Presented By O’Reilly and Cloudera
Make Data Work
21–22 May 2018: Training
22–24 May 2018: Tutorials & Conference
London, UK

Hadoop under attack: Securing data in a banking domain

Federico Leven (ReactoData)
12:0512:45 Wednesday, 23 May 2018
Secondary topics:  Security and Privacy
Average rating: **...
(2.67, 3 ratings)

Who is this presentation for?

  • Senior-level leaders (CTOs, CDOs, managers, etc.)

Prerequisite knowledge

  • A basic understanding of Hadoop

What you'll learn

  • Explore an end-to-end security deployment on Hadoop
  • Understand the challenges with meeting current regulations in a Hadoop environment
  • Discover the main technologies and components for authentication, authorization, auditing, and encryption


The apparent difficulty of managing Hadoop compared to more traditional and proprietary data products makes some companies wary of the Hadoop ecosystem, but managing security is becoming more accessible in the Hadoop space, with projects like Ranger, Knox, Sentry, and Metron providing enterprise-ready security features. However, the overall lack of built-in security threatens to hamper the open source platform’s spread in the banking and financial market before it’s really gotten off the ground.
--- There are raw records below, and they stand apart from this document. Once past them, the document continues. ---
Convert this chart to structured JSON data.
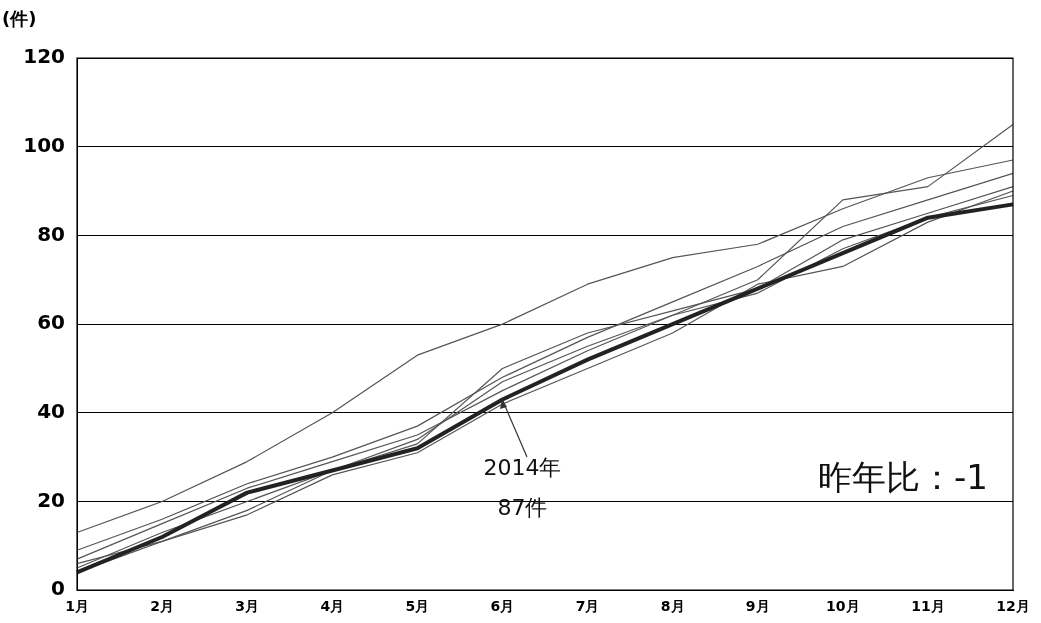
{
  "chart_data": {
    "type": "line",
    "ylabel": "(件)",
    "categories": [
      "1月",
      "2月",
      "3月",
      "4月",
      "5月",
      "6月",
      "7月",
      "8月",
      "9月",
      "10月",
      "11月",
      "12月"
    ],
    "series": [
      {
        "color": "#555555",
        "values": [
          13,
          20,
          29,
          40,
          53,
          60,
          69,
          75,
          78,
          86,
          93,
          97
        ]
      },
      {
        "color": "#555555",
        "values": [
          5,
          13,
          20,
          27,
          34,
          47,
          55,
          62,
          70,
          88,
          91,
          105
        ]
      },
      {
        "color": "#555555",
        "values": [
          9,
          16,
          24,
          30,
          37,
          48,
          57,
          65,
          73,
          82,
          88,
          94
        ]
      },
      {
        "color": "#555555",
        "values": [
          6,
          11,
          18,
          27,
          33,
          50,
          58,
          63,
          68,
          79,
          85,
          91
        ]
      },
      {
        "color": "#555555",
        "values": [
          4,
          11,
          17,
          26,
          31,
          42,
          50,
          58,
          69,
          73,
          83,
          90
        ]
      },
      {
        "color": "#555555",
        "values": [
          7,
          15,
          23,
          29,
          35,
          45,
          54,
          62,
          67,
          77,
          84,
          89
        ]
      },
      {
        "color": "#222222",
        "values": [
          4,
          12,
          22,
          27,
          32,
          43,
          52,
          60,
          68,
          76,
          84,
          87
        ]
      }
    ],
    "ylim": [
      0,
      120
    ],
    "yticks": [
      0,
      20,
      40,
      60,
      80,
      100,
      120
    ],
    "grid": "y",
    "legend": false,
    "marker": "none",
    "line_style": "solid",
    "annotations": [
      {
        "text": "2014年\n87件",
        "x": "6月",
        "y": 43
      },
      "昨年比：-1"
    ]
  }
}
If you set out to build a big data platform for a financial institution today, data security would be one of your top priorities. Every week seems to bring news of yet another massive data breach. In the last two years, big names like Target, Yahoo, and JPMorgan Chase, among others, have collectively lost hundreds of millions of customer records, including names, addresses, credit card numbers, and Social Security numbers. New regulations and legislation with strict directives like the EU’s General Data Protection Regulation (GDPR) make data security a main concern in the enterprise.

Federico Leven offers an overview of an end-to-end security deployment on Hadoop and the data and security governance policies implemented.

Topics include:

  • Active Directory integration for users and services
  • Data-in-transit encryption
  • HDFS data encryption
  • Hive authorization via Sentry
  • HDFS authorization
  • Cloudera Manager and HUE LDAP integration
  • Edge nodes and Flume modes securitization
  • Sensitive data redaction
Photo of Federico Leven

Federico Leven


Federico Leven is the founder and lead data architect at ReactoData, a startup located in Buenos Aires, Argentina, and Wroclaw, Poland, focused on big data, advanced analytics applications and Hadoop. He also participates in the Open Compute Project doing benchmarks of big data frameworks, coordinates the big data meetups at IAAR, teaches a hands-on Hadoop lab at the Universidad De Palermo in Argentina, and is a frequent speaker at big data conferences (when he has a good idea to share). He began working with Hadoop in 2012 at Luminar Insights; previously, he was a data warehouse architect and Python developer.